Delivery of Enhanced Support through the GW4 Isambard Service

11 Tachwedd 2022

Isambard HPC System

ARCCA is delivering a package of enhanced support activities to benefit users of HPC systems, including Cardiff’s own “Hawk” supercomputer, together with Isambard 2 and the future Isambard 3 systems at the GW4 Tier-2 HPC regional centre. The latter deployment serves to further demonstrate Cardiff University’s commitment to the GW4 Alliance partnership.

Expected to be installed in late 2023, the multi-million-pound funded Isambard 3 system will offer up to ten times the performance of Isambard 2, placing it in the TOP500 list of the world’s most powerful supercomputer systems.

While ARCCA already provides considerable support to the Isambard ARM-based supercomputing service through dedicated staff resource, this new Engineering and Physical Sciences Research Council (EPSRC) funded programme of work delivers three technical training and support work packages summarised below.

WP-1. Enhanced application / module profile monitoring” will provide a regular footprint of the applications and modules being used on the respective systems. This is a long overdue capability on both Isambard and Hawk systems, the output of which will ensure much improved regular usage profiling and more efficient usage of both systems.

WP-2. Improved user guides, GPU-based documentation, Performance Optimisation tools and Debuggers” will include extension of the Cardiff-based NVIDIA Deep Learning Institute (DLI) Ambassador training courses, namely “Fundamentals of Accelerated Computing with CUDA C/C++” and “Fundamentals of Accelerated Computing with CUDA Python”, as well as the delivery of user documentation covering GPU best practice, profiling code on GPUs, and advice in optimizing performance on the MACS system.

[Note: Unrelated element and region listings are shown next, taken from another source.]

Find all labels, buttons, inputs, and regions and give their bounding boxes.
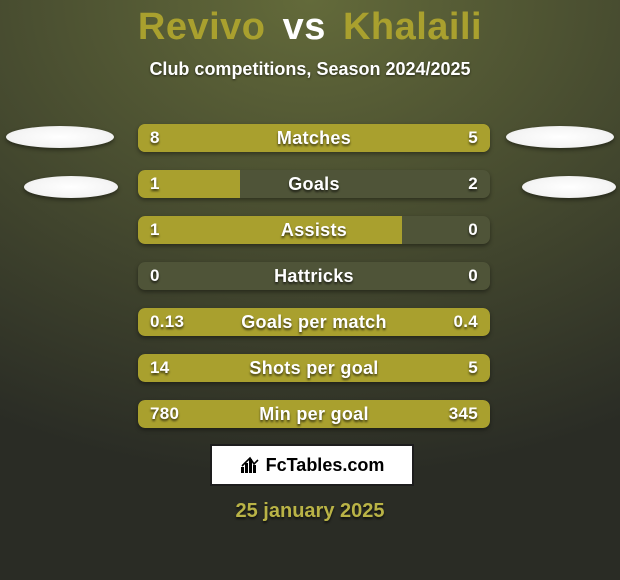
stat-value-right: 0 [468,216,478,244]
player1-badge-top [6,126,114,148]
stat-row: 780Min per goal345 [138,400,490,428]
player1-badge-mid [24,176,118,198]
subtitle: Club competitions, Season 2024/2025 [0,59,620,80]
stat-label: Assists [138,216,490,244]
player2-badge-top [506,126,614,148]
stat-label: Goals [138,170,490,198]
stat-label: Min per goal [138,400,490,428]
stat-row: 1Assists0 [138,216,490,244]
fctables-chart-icon [240,455,262,475]
stat-label: Shots per goal [138,354,490,382]
stat-bars: 8Matches51Goals21Assists00Hattricks00.13… [138,124,490,446]
stat-value-right: 5 [468,354,478,382]
player2-name: Khalaili [343,6,482,48]
stat-row: 0Hattricks0 [138,262,490,290]
stat-row: 1Goals2 [138,170,490,198]
stat-value-right: 0 [468,262,478,290]
vs-label: vs [277,6,332,48]
generation-date: 25 january 2025 [0,500,620,523]
fctables-logo-text: FcTables.com [266,455,385,476]
player1-name: Revivo [138,6,266,48]
stat-value-right: 5 [468,124,478,152]
stat-row: 8Matches5 [138,124,490,152]
stat-value-right: 345 [449,400,478,428]
fctables-logo: FcTables.com [210,444,414,486]
stat-value-right: 2 [468,170,478,198]
page-title: Revivo vs Khalaili [0,0,620,49]
stat-row: 14Shots per goal5 [138,354,490,382]
stat-label: Matches [138,124,490,152]
player2-badge-mid [522,176,616,198]
stat-row: 0.13Goals per match0.4 [138,308,490,336]
stat-value-right: 0.4 [453,308,478,336]
content-root: Revivo vs Khalaili Club competitions, Se… [0,0,620,580]
stat-label: Goals per match [138,308,490,336]
stat-label: Hattricks [138,262,490,290]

WP-3. This work package focusses on “Lustre-based training and Optimisation”. Given the widespread use of lustre as a scalable parallel file system, this work addresses system administration and technical staff-based training, as well as lustre-related activities. The latter include the optimisation of jobs on Isambard, focused on the more challenging type jobs e.g., small file or Machine Learning / AI. The goal is to enhance user support in monitoring lustre performance on multiple systems, including Isambard itself, the Hawk/Sunbird systems of Supercomputing Wales, and on AWS cloud.

This enhanced support work further demonstrates ARCCA’s expertise and value to the wider HPC community through delivery of system agnostic best practice approaches that will ultimately benefit researchers and help smooth the transition to Isambard 3.